ENTERTAINMENT

Jennifer Lawrence And Darren Aronofsky Broke Up Because Age Apparently Isn't Just A Number

Oh "mother!"

11/29/2017 13:51 EST | Updated 11/30/2017 15:12 EST

Jennifer Lawrence and her boyfriend of one year, director Darren Aronofsky, broke up last week.

According to a recent report about the split, it appears the cause was the couple’s age gap. Aronofsky is 48 and Lawrence is 27.

There is a huge age difference, and they are different people,” a source told People magazine. “Each has to look practically to the future. Jen has yet to figure out her life and how it will evolve. He has responsibilities in life that she has yet to experience.”

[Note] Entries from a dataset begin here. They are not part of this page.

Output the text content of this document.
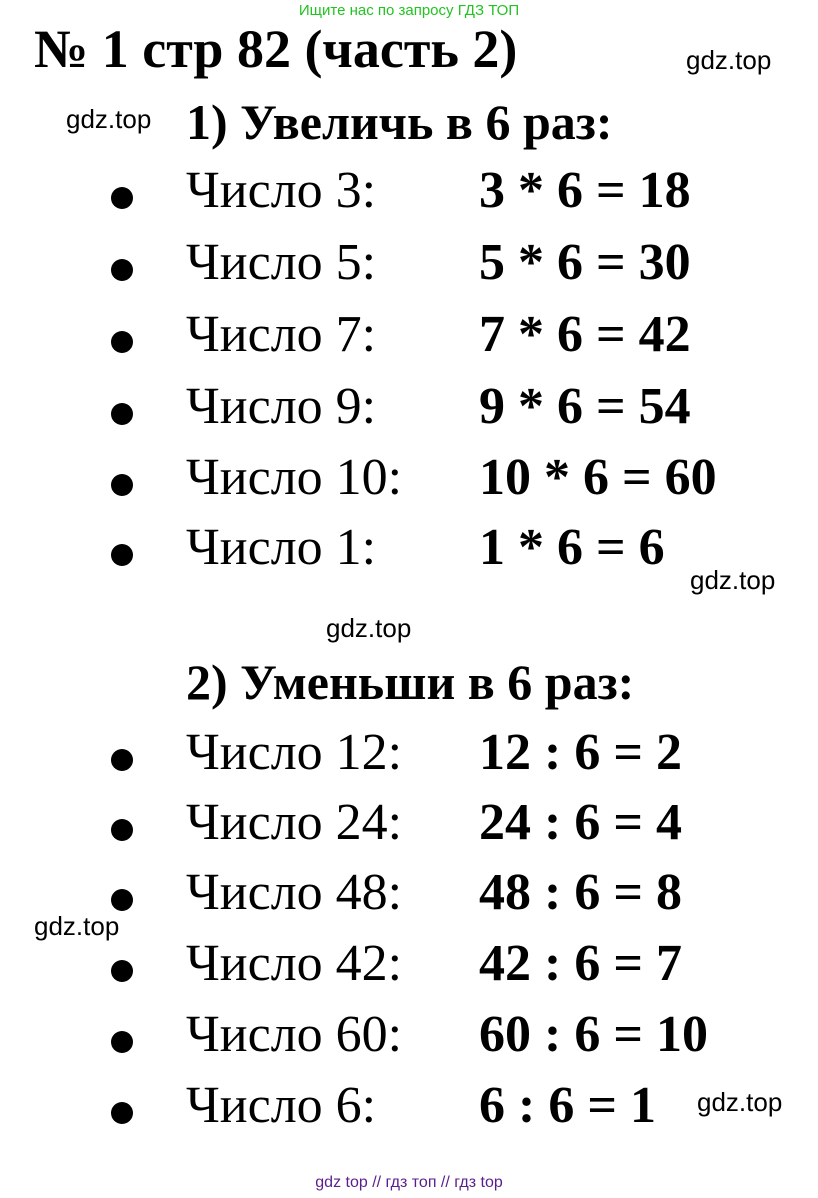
Ищите нас по запросу ГДЗ ТОП
№ 1 стр 82 (часть 2)	gdz.top
gdz.top 1) Увеличь в 6 раз:
Число 3: 3 * 6 = 18
Число 5: 5 * 6 = 30
Число 7: 7 * 6 = 42
Число 9: 9 * 6 = 54
Число 10: 10 * 6 = 60
Число 1: 1 * 6 = 6
gdz.top
gdz.top
2) Уменьши в 6 раз:
Число 12: 12 : 6 = 2
Число 24: 24 : 6 = 4
Число 48: 48 : 6 = 8
Число 42: 42 : 6 = 7
Число 60: 60 : 6 = 10
Число 6: 6 : 6 = 1
gdz.top
gdz.top
gdz top // гдз топ // гдз top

Despite their breakup, the source told People the two were “never destined for marriage” but have “amazing respect for each other.” 

The former couple met during the filming of “Mother!” Aronofsky wrote and directed the film, and Lawrence starred in it. The two made their red carpet debut in September at the Venice Film Festival photo call for the movie, and only recently started opening up about their relationship. 

“I’ve been in relationships before where I am just confused,” Lawrence told Vogue in September. “And I’m never confused with him.”

Despite Lawrence gushing over her “brilliant” boyfriend in Vogue, it seems the movie ― and its subsequent poor reviews ― also took a toll on the two’s relationship. 

“Normally, I promote a movie, you put the work into promoting it, ask people to go see it, and then it’s just kind of out of your hands. I normally just kind of let it go,” the actress said in an interview for Variety‘s “Actors on Actors” series. “Dating the director was different.”

“We’d be on the tour together. I’d come back to the hotel, and the last thing I want to talk about or think about is a movie,” Lawrence said. “He comes back from the tour, and that’s all he wants to talk about and I get it. It’s his baby. He wrote it. He conceived it. He directed it. I was doing double duty trying to be a supportive partner while also being like, ‘Can I please, for the love of God, not think about ‘Mother!’ for one second?’” 

Sounds like a “Mother!”-load of pressure.